L’éloignement de la terre à laquelle il et elles se sentent appartenir participe de leur expérience en France. Quelles répercussions ce rapport à la terre considérée comme sacrée peut produire sur cette expérience de mobilité académique ? Le retour sur cette période passée en France nous montrera comment le déplacement géographique résonne avec le lien d’attachement au territoire ancestral dont tou·tes trois sont temporairement éloigné·es. Avant d’aborder cette question, il semble important de revenir sur une autre forme de mobilité qui la précède : celle de l’accès à l’université.

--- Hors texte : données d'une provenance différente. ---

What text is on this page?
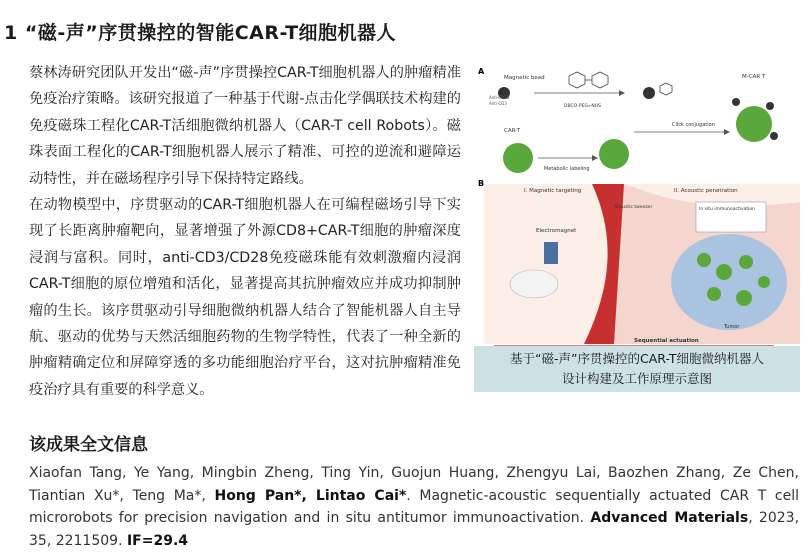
1 “磁-声”序贯操控的智能CAR-T细胞机器人

蔡林涛研究团队开发出“磁-声”序贯操控CAR-T细胞机器人的肿瘤精准免疫治疗策略。该研究报道了一种基于代谢-点击化学偶联技术构建的免疫磁珠工程化CAR-T活细胞微纳机器人（CAR-T cell Robots）。磁珠表面工程化的CAR-T细胞机器人展示了精准、可控的逆流和避障运动特性，并在磁场程序引导下保持特定路线。

在动物模型中，序贯驱动的CAR-T细胞机器人在可编程磁场引导下实现了长距离肿瘤靶向，显著增强了外源CD8+CAR-T细胞的肿瘤深度浸润与富积。同时，anti-CD3/CD28免疫磁珠能有效刺激瘤内浸润CAR-T细胞的原位增殖和活化，显著提高其抗肿瘤效应并成功抑制肿瘤的生长。该序贯驱动引导细胞微纳机器人结合了智能机器人自主导航、驱动的优势与天然活细胞药物的生物学特性，代表了一种全新的肿瘤精确定位和屏障穿透的多功能细胞治疗平台，这对抗肿瘤精准免疫治疗具有重要的科学意义。

A
Magnetic bead
Anti-CD28
Anti-CD3
DBCO-PEG₄-NHS
M-CAR T
CAR-T
Metabolic labeling
Click conjugation
B
I. Magnetic targeting	II. Acoustic penetration
In situ immunoactivation
Acoustic tweezer
Electromagnet
Tumor
Sequential actuation
基于“磁-声”序贯操控的CAR-T细胞微纳机器人
设计构建及工作原理示意图
该成果全文信息
Xiaofan Tang, Ye Yang, Mingbin Zheng, Ting Yin, Guojun Huang, Zhengyu Lai, Baozhen Zhang, Ze Chen, Tiantian Xu*, Teng Ma*, Hong Pan*, Lintao Cai*. Magnetic-acoustic sequentially actuated CAR T cell microrobots for precision navigation and in situ antitumor immunoactivation. Advanced Materials, 2023, 35, 2211509. IF=29.4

II. PRÉSENCE AUTOCHTONE DANS LES UNIVERSITÉS BRÉSILIENNES

Au Brésil, l’arrivée de personnes autochtones dans le système universitaire est une conquête récente, inscrite dans la lutte des mouvements sociaux actifs depuis la fin des années 1970. Les revendications des mouvements sociaux, dans le contexte de la construction de la démocratie, ont mené l’État à créer des politiques publiques dites « d’action affirmative ». Un premier jalon pour l’accès des populations autochtones aux universités correspond à la création de cursus de formation pour les métiers de l’enseignement qui leur sont spécifiquement adressés – les Licences interculturelles autochtones, généralisées dans les universités publiques à partir de 2008. L’instauration des quotas visant assurer des places aux personnes autochtones et afro-descendants, ainsi qu’appartenant à d’autres catégories sociales discriminées, représente un deuxième jalon, à partir d’une loi de 2012 concernant les universités publiques fédérales.

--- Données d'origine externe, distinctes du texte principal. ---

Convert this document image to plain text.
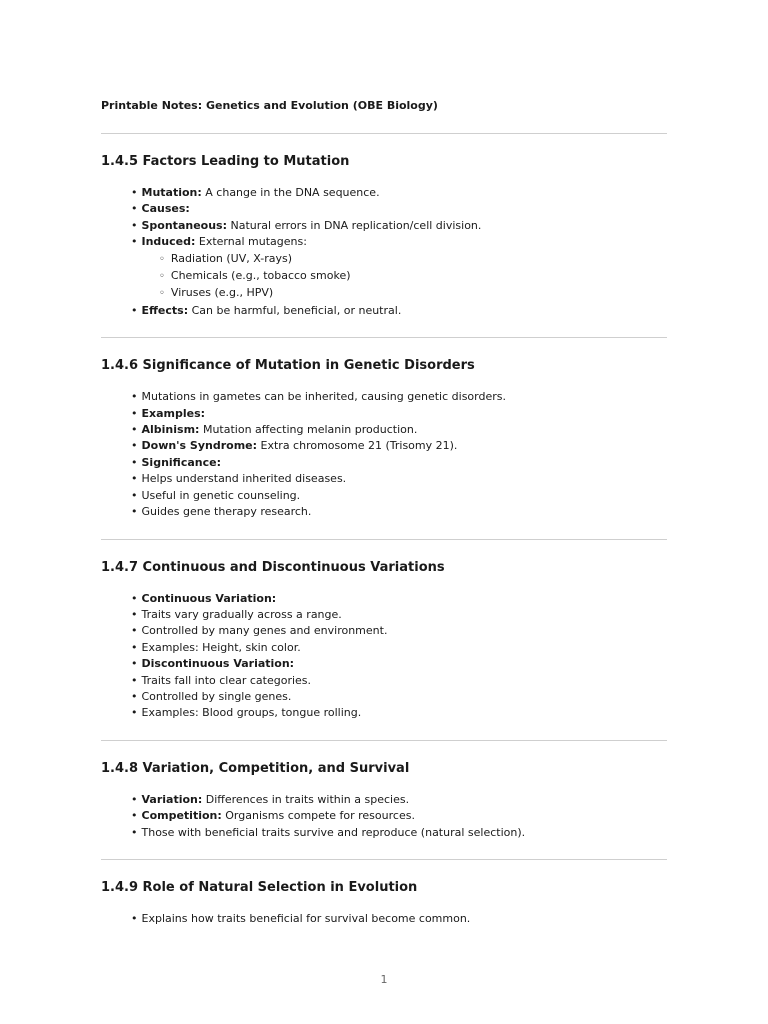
Printable Notes: Genetics and Evolution (OBE Biology)

1.4.5 Factors Leading to Mutation
• Mutation: A change in the DNA sequence.
• Causes:
• Spontaneous: Natural errors in DNA replication/cell division.
• Induced: External mutagens:
◦ Radiation (UV, X-rays)
◦ Chemicals (e.g., tobacco smoke)
◦ Viruses (e.g., HPV)
• Effects: Can be harmful, beneficial, or neutral.
1.4.6 Significance of Mutation in Genetic Disorders
• Mutations in gametes can be inherited, causing genetic disorders.
• Examples:
• Albinism: Mutation affecting melanin production.
• Down's Syndrome: Extra chromosome 21 (Trisomy 21).
• Significance:
• Helps understand inherited diseases.
• Useful in genetic counseling.
• Guides gene therapy research.
1.4.7 Continuous and Discontinuous Variations
• Continuous Variation:
• Traits vary gradually across a range.
• Controlled by many genes and environment.
• Examples: Height, skin color.
• Discontinuous Variation:
• Traits fall into clear categories.
• Controlled by single genes.
• Examples: Blood groups, tongue rolling.
1.4.8 Variation, Competition, and Survival
• Variation: Differences in traits within a species.
• Competition: Organisms compete for resources.
• Those with beneficial traits survive and reproduce (natural selection).
1.4.9 Role of Natural Selection in Evolution
• Explains how traits beneficial for survival become common.
1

L’accès aux études supérieures ouvre des perspectives de mobilité sociale individuelle mais il répond également à une démarche d’empowerment collectif lorsque les étudiant·es autochtones voient l’obtention des diplômes comme moyen de peser dans la mise en œuvre des politiques publiques ou des services en faveur des droits et des intérêts des populations. Ceci explique peut-être que ce sont les formations dans le domaine de la santé et de l’enseignement qui attirent le plus grand nombre des personnes autochtones (Bergamaschi, Doebber et Brito 2018). Sans exclure des parcours dans des formations comme le droit, l’histoire et l’anthropologie, qui peuvent avoir un rôle important dans la reconnaissance des droits territoriaux des peuples autochtones (Amado 2020). Le savoir dit scientifique, associé au monde occidental, représente une forme de pouvoir d’agir collectif, un outil au service de la lutte pour la terre et l’autodétermination.

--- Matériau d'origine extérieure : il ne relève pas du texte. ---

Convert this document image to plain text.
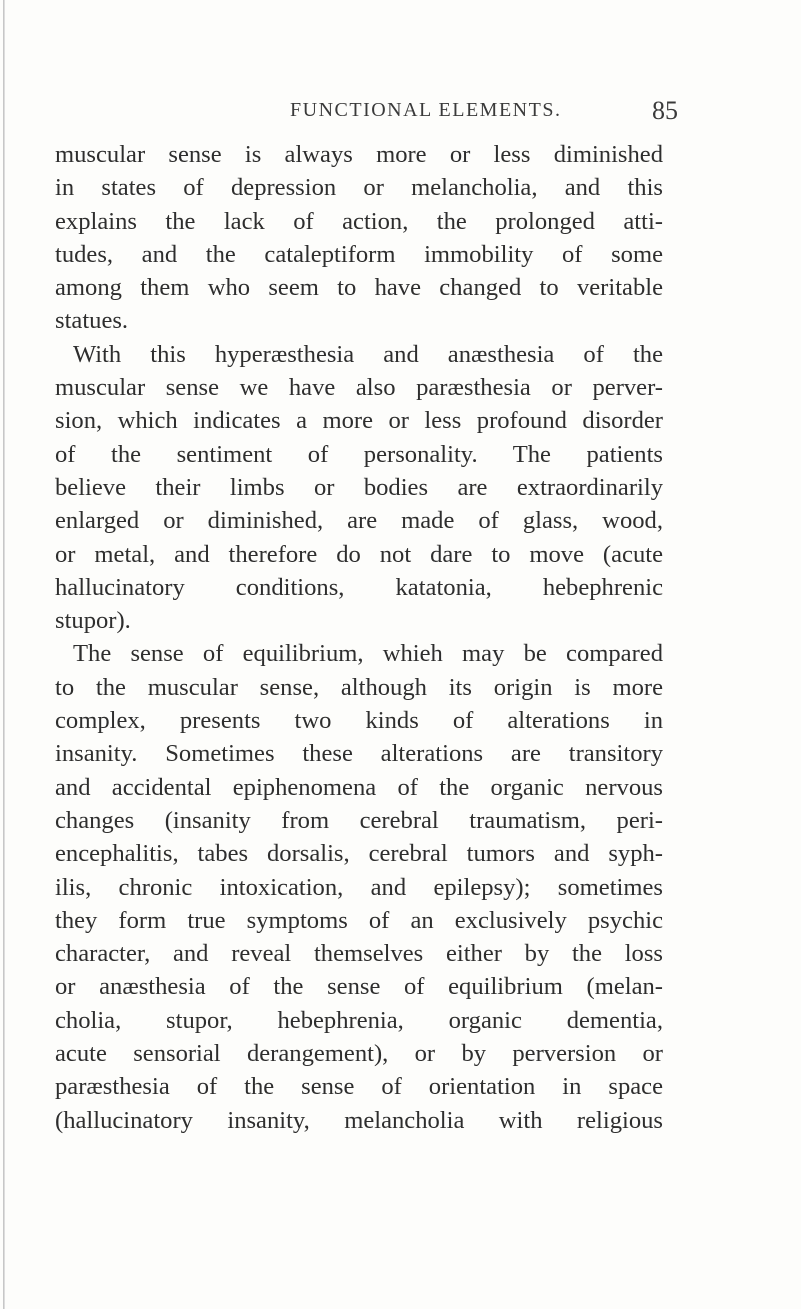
FUNCTIONAL ELEMENTS.	85
muscular sense is always more or less diminished
in states of depression or melancholia, and this
explains the lack of action, the prolonged atti-
tudes, and the cataleptiform immobility of some
among them who seem to have changed to veritable
statues.
With this hyperæsthesia and anæsthesia of the
muscular sense we have also paræsthesia or perver-
sion, which indicates a more or less profound disorder
of the sentiment of personality. The patients
believe their limbs or bodies are extraordinarily
enlarged or diminished, are made of glass, wood,
or metal, and therefore do not dare to move (acute
hallucinatory conditions, katatonia, hebephrenic
stupor).
The sense of equilibrium, whieh may be compared
to the muscular sense, although its origin is more
complex, presents two kinds of alterations in
insanity. Sometimes these alterations are transitory
and accidental epiphenomena of the organic nervous
changes (insanity from cerebral traumatism, peri-
encephalitis, tabes dorsalis, cerebral tumors and syph-
ilis, chronic intoxication, and epilepsy); sometimes
they form true symptoms of an exclusively psychic
character, and reveal themselves either by the loss
or anæsthesia of the sense of equilibrium (melan-
cholia, stupor, hebephrenia, organic dementia,
acute sensorial derangement), or by perversion or
paræsthesia of the sense of orientation in space
(hallucinatory insanity, melancholia with religious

La présence autochtone à l’université ne se résume pas à la question de l’accès, elle pose aussi la question de la permanence et de la réussite dans un univers souvent réfractaire aux savoirs autres, éloignés des matrices occidentales européennes. Ainsi, l’accès des populations autochtones à l’université peut aussi être vu du point de vue de la mobilité, au sens de la pénétration dans un univers de connaissances et significations autres par rapport aux savoirs ancestraux liés aux différentes cosmovisions (Walsh 2003, 2005). S’il oblige des « déplacements » importants du côté des personnes autochtones, du côté de l’université il représente une opportunité de collaboration interculturelle et d’ouverture à d’autres épistémologies, dans un processus qui engage de manière encore inégale les universités des différentes régions du pays (Urquiza 2019).

Au Mato Grosso do Sul, l’université fédérale da Grande Dourados (UFGD) a mené plus loin les initiatives de formation d’enseignant·es qui pour la plupart prennent la forme de dispositifs non pérennes rattachés aux départements de sciences de l’éducation. La Faculté interculturelle autochtone (FAIND), créée en 2015, joue un rôle important dans la formation des enseignant·es autochtones engagé·es dans la construction d’une nouvelle approche théorique et méthodologique de l’éducation scolaire autochtone comme l’évoquent Lourenço et Pereira (2023). Les doctorant·es qui y sont allé·es l’évoquent comme une étape essentielle à leur parcours universitaire.

L’université fédérale de Grande Dourados a eu le courage de nous accueillir en nous ouvrant ses portes, à nous Kaiowá et Guarani [et Terena], dans une faculté respectueuse de nos connaissances ancestrales et des peuples sans-terre et afro-descendants qui sont également accueillis à la FAIND (Faculdade Indigena Intercultural Indigena). Les licences en alternance pour former des enseignant·es pour les écoles autochtones et pour les écoles rurales donnent la possibilité à tous les stagiaires de vivre une expérience communautaire, de mettre en pratique les théories apprises et d’échanger des connaissances avec les anciens.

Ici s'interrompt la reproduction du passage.